Peace in a Mad Dog World: Finding Security When My Need for Control had Failed Me by Warner Francis Davis

About the Author
I was born with a bent to be in control, but reared were unruly forces were common. The son of missionaries to the Belgian Congo, I spent 10 years of my boyhood in a region that was home to malarial mosquitoes, ravenous driver ants, prowling lions, 30-foot-long pythons, and highly venomous mambas. It was also a land of intertribal warfare, rebel occupations, and anarchic government. Ours, it seemed, was a world abandoned to chaos, filled with danger -- quite difficult for the temperament of one who even today compulsively double-checks his pockets for his car keys and wallet, who goes through a ritual of making certain the house door is locked every time he departs.
So opens Warner Davis's memoir. Beginning with a rabid dog's attack he survives, a suspenseful story unfolds of his dealing with fierce uncertainty.

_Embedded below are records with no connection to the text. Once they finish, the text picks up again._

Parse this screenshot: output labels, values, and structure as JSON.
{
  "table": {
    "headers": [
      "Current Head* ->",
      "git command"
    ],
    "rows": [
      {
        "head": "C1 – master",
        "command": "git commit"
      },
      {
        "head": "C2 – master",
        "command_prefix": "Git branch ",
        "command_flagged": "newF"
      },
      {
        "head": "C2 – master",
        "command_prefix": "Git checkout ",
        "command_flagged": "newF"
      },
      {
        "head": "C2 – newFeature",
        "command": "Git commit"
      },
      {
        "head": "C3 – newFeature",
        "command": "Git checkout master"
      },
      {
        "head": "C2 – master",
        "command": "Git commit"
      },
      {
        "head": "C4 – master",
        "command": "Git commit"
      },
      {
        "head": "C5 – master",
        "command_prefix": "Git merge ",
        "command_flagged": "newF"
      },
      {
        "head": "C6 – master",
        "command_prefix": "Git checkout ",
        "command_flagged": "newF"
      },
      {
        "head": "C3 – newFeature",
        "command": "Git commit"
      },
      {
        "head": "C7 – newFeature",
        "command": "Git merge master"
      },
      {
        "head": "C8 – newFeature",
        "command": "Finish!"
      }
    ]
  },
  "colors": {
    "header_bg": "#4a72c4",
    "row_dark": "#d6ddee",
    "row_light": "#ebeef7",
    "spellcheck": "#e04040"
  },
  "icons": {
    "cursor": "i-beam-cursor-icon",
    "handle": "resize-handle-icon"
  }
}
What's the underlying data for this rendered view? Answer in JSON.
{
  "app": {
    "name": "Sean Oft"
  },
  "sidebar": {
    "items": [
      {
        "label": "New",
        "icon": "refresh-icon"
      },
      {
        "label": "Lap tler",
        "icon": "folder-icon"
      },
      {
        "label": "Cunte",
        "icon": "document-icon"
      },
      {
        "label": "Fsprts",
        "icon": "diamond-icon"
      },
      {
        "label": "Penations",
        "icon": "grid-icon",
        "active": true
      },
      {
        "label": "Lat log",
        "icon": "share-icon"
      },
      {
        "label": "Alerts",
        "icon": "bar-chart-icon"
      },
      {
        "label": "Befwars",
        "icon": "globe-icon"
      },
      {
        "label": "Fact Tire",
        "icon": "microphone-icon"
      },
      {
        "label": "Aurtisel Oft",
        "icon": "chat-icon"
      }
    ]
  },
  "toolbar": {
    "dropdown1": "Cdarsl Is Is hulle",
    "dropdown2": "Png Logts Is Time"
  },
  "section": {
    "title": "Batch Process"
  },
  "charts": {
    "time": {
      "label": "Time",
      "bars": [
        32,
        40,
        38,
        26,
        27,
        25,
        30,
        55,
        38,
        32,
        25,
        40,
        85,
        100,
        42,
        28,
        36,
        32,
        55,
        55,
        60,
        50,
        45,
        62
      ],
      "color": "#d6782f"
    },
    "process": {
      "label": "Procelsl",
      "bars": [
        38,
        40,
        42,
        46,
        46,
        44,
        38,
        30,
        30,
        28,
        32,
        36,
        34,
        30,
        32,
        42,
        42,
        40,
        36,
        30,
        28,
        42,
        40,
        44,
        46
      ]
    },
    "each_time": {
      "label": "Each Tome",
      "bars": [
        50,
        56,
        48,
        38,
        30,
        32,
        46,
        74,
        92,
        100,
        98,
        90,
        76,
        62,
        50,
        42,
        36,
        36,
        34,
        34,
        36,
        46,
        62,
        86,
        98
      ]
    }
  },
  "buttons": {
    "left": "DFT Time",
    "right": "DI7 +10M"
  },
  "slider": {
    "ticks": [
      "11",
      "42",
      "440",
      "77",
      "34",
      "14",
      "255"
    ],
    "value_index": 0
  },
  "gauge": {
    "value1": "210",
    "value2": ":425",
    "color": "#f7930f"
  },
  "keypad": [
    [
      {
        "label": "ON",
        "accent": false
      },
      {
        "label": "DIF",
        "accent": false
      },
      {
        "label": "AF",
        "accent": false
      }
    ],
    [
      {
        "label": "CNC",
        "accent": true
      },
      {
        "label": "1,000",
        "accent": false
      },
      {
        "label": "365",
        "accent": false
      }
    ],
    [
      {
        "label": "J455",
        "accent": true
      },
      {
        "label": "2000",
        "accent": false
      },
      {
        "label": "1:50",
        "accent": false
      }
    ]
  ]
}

His sense of vulnerability reaches fever pitch when he runs into a poisinous snake on his way to the bathroom in the dead of night. Frightening as this close call is and overwhelming as the subsequent death of his best friend is, his breaking point comes years later when his mother is losing her battle with cancer. However, it is when he is engulfed in the darkness of despair that light breaks through.

Warner's trial is a psychological struggle we all can identify with regardless of where we live. We all know the uneasy feeling that within our familiar worlds  lurk dark forces beyond our control. We all have experienced disruptions to our safe and ordered lives. Hence, the answers Warner gets may change you as they changed him.